I'd dispense with the floating-point nonsense altogether, but ANS Forth, like C, only defines a square-root routine in floating-point. It's a little more code to define in Forth than in C:

    variable n  : improve  n @ over / + 2/ ;  : far?  - abs 1 > ;
    : sqrt  dup n !  dup if  begin  dup improve  swap over far? while  repeat  then
      dup  dup * n @ > if  1-  then  ;

But that hardly seems like a strong recommendation.

Edit: someone else's cute Newton's-method square-root is at http://jasonwoof.org/sqrt.fs --- it looks quite a bit simpler!

kragen · on Sept 13, 2010

On further inspection, the jasonwoof code is quite a bit simpler not only because it has a better approach (which it does!) but also because it leaves out the checks for 0 and off-by-one. So it crashes on 0 and gives the wrong answer for 6, saying 3 when the answer correct to two places is 2.45. You can correct the wrong answers with the same dup dup * n @ > if 1- then business that I was using, assuming you want floor(sqrt(n)) instead of, say, round(sqrt(n)) or ceil(sqrt(n)).

thesz · on Sept 11, 2010

I should note that stack manipulation gets easier when you assign types for values on stack. Combined with algebraic types from functional languages, it allows one to express very interesting programs in quite Forth way without breaking security of strongly typed languages.

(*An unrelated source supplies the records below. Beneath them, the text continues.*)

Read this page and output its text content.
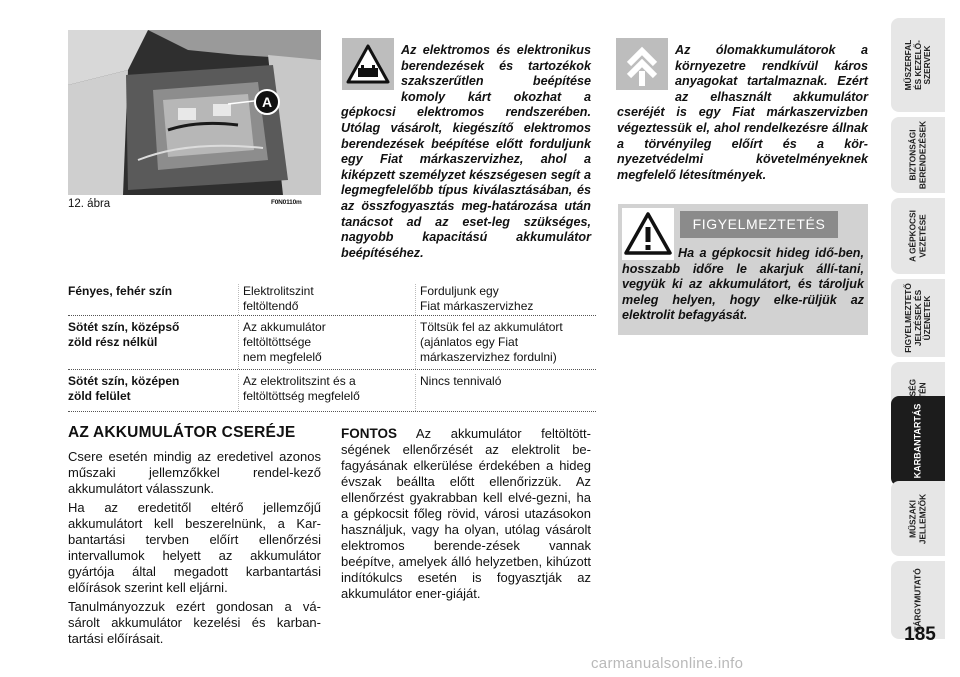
A
12. ábra	F0N0110m
Az elektromos és elektronikus berendezések és tartozékok szakszerűtlen beépítése komoly kárt okozhat a gépkocsi elektromos rendszerében. Utólag vásárolt, kiegészítő elektromos berendezések beépítése előtt forduljunk egy Fiat márkaszervizhez, ahol a kiképzett személyzet készségesen segít a legmegfelelőbb típus kiválasztásában, és az összfogyasztás meg-határozása után tanácsot ad az eset-leg szükséges, nagyobb kapacitású akkumulátor beépítéséhez.
Az ólomakkumulátorok a környezetre rendkívül káros anyagokat tartalmaznak. Ezért az elhasznált akkumulátor cseréjét is egy Fiat márkaszervizben végeztessük el, ahol rendelkezésre állnak a törvényileg előírt és a kör-nyezetvédelmi követelményeknek megfelelő létesítmények.
FIGYELMEZTETÉS
Ha a gépkocsit hideg idő-ben, hosszabb időre le akarjuk állí-tani, vegyük ki az akkumulátort, és tároljuk meleg helyen, hogy elke-rüljük az elektrolit befagyását.
Fényes, fehér szín	Elektrolitszint
feltöltendő
Forduljunk egy
Fiat márkaszervizhez
Sötét szín, középső
zöld rész nélkül
Az akkumulátor
feltöltöttsége
nem megfelelő
Töltsük fel az akkumulátort
(ajánlatos egy Fiat
márkaszervizhez fordulni)
Sötét szín, középen
zöld felület
Az elektrolitszint és a
feltöltöttség megfelelő
Nincs tennivaló
AZ AKKUMULÁTOR CSERÉJE
Csere esetén mindig az eredetivel azonos műszaki jellemzőkkel rendel-kező akkumulátort válasszunk.
Ha az eredetitől eltérő jellemzőjű akkumulátort kell beszerelnünk, a Kar-bantartási tervben előírt ellenőrzési intervallumok helyett az akkumulátor gyártója által megadott karbantartási előírások szerint kell eljárni.
Tanulmányozzuk ezért gondosan a vá-sárolt akkumulátor kezelési és karban-tartási előírásait.
FONTOS Az akkumulátor feltöltött-ségének ellenőrzését az elektrolit be-fagyásának elkerülése érdekében a hideg évszak beállta előtt ellenőrizzük. Az ellenőrzést gyakrabban kell elvé-gezni, ha a gépkocsit főleg rövid, városi utazásokon használjuk, vagy ha olyan, utólag vásárolt elektromos berende-zések vannak beépítve, amelyek álló helyzetben, kihúzott indítókulcs esetén is fogyasztják az akkumulátor ener-giáját.
MŰSZERFAL
ÉS KEZELŐ-
SZERVEK
BIZTONSÁGI
BERENDEZÉSEK
A GÉPKOCSI
VEZETÉSE
FIGYELMEZTETŐ
JELZÉSEK ÉS
ÜZENETEK
KARBANTARTÁS
MŰSZAKI
JELLEMZŐK
TÁRGYMUTATÓ
185
carmanualsonline.info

For example, it is customary for Forth words to return value under flag: open-file ( String -- Sandle true | false ). Ie, if we then doing IF, we get "handle" on top of stack in THEN part and nothing on ELSE part. We cannot DUP or OVER those values using regular DUP or OVER. But open-file can be typed differently: open-file ( String -- Maybe Handle) and then we should scrutinize value in Maybe type (defined as data Maybe type = Nothing | Just type) using special onmaybe control word, much like if. DUP or OVER can require that their stack picture should contain only single word values and they won't operate with Maybe because Maybe isn't single-word.

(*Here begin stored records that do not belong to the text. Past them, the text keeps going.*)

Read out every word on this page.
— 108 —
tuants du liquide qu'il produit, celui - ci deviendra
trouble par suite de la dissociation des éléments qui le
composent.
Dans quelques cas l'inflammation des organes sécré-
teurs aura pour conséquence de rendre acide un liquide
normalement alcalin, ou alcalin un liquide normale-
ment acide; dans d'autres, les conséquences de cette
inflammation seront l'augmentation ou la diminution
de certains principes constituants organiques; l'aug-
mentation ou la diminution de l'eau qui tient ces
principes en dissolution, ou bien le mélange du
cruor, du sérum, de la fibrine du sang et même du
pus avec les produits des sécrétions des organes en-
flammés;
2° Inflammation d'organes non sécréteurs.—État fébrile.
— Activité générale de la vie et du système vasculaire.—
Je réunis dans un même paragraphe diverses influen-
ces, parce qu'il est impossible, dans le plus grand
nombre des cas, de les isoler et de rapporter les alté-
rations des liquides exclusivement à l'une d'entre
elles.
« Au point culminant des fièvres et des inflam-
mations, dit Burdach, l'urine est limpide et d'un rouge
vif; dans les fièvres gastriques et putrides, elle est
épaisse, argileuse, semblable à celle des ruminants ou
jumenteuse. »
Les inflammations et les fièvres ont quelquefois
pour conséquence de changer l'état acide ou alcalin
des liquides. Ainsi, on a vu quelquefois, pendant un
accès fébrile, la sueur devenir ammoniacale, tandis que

I took an attempt to implement that in Haskell: http://thesz.mskhug.ru/svn/misc/TypedStack.hs

kragen · on Sept 12, 2010

Here's my Forth version of the quadratic equation from elsewhere in this thread; it ends up being six lines instead of three, but I don't think that's excessive:

    variable a  variable b  variable c  fvariable discriminant
    : b^2 b @ dup * ;       : 4ac 4 a @ c @ * * ;   : s>f s>d d>f ;
    : -b  b @ negate s>f ;  : /2a  a @ 2* s>f f/  ; : f. f>d d. ;
    : quadeq c ! b ! a !    b^2 4ac - s>f fsqrt  discriminant f!
        -b  discriminant f@ f+  /2a
        -b  discriminant f@ f-  /2a ;

I agree that the Python version is a lot clearer and less bug-prone, but I don't agree that this is extremely difficult to do without local variables. Forth-style global variables work fine, because the function isn't recursive. They're just bug-prone, that's all.

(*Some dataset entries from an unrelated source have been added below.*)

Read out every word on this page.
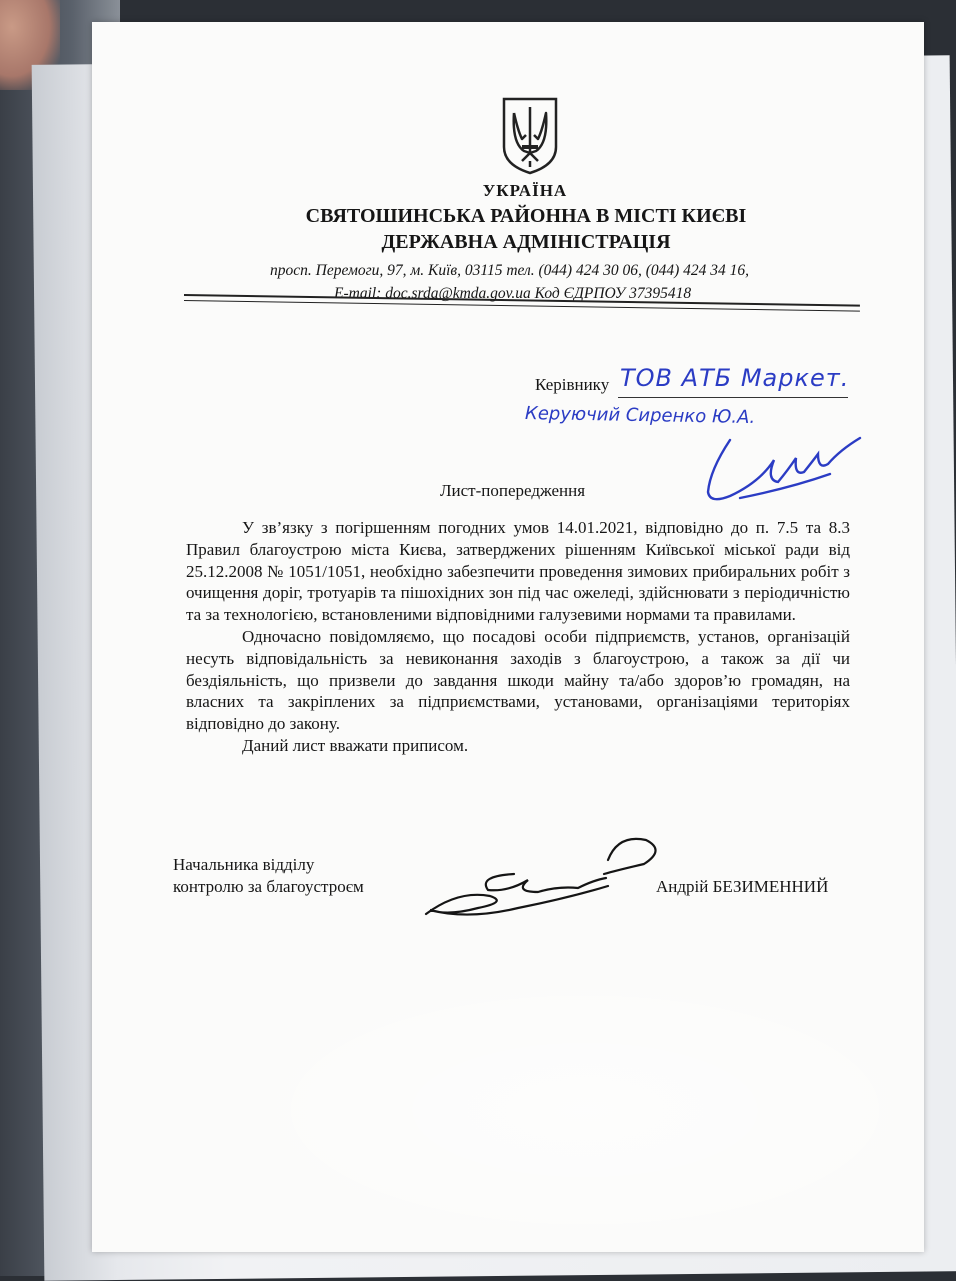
УКРАЇНА
СВЯТОШИНСЬКА РАЙОННА В МІСТІ КИЄВІ
ДЕРЖАВНА АДМІНІСТРАЦІЯ
просп. Перемоги, 97, м. Київ, 03115 тел. (044) 424 30 06, (044) 424 34 16,
E-mail: doc.srda@kmda.gov.ua Код ЄДРПОУ 37395418
Керівнику ТОВ АТБ Маркет.
Керуючий Сиренко Ю.А.
Лист-попередження

У зв’язку з погіршенням погодних умов 14.01.2021, відповідно до п. 7.5 та 8.3 Правил благоустрою міста Києва, затверджених рішенням Київської міської ради від 25.12.2008 № 1051/1051, необхідно забезпечити проведення зимових прибиральних робіт з очищення доріг, тротуарів та пішохідних зон під час ожеледі, здійснювати з періодичністю та за технологією, встановленими відповідними галузевими нормами та правилами.

Одночасно повідомляємо, що посадові особи підприємств, установ, організацій несуть відповідальність за невиконання заходів з благоустрою, а також за дії чи бездіяльність, що призвели до завдання шкоди майну та/або здоров’ю громадян, на власних та закріплених за підприємствами, установами, організаціями територіях відповідно до закону.

Даний лист вважати приписом.

Начальника відділу
контролю за благоустроєм	Андрій БЕЗИМЕННИЙ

But they're much less bug-prone in Forth than in, say, C. I'm too sleepy to write in any detail about the aspects of Forth that lead me to this conclusion right now; they have to do with what Forth does with multiple definitions with the same name, with wordlists, and with layout. Suffice it to say that I'm no Forth advocate, but I do find it fascinating.

dedward · on Sept 11, 2010

I'd be curious how long it would take you to port the python stack to run that code -vs- how loing it would take for someone to implement FORTH on a brand-new platform with a new instruction set (and remember, if you want to use a C compiler, you'll have to write or port that too.)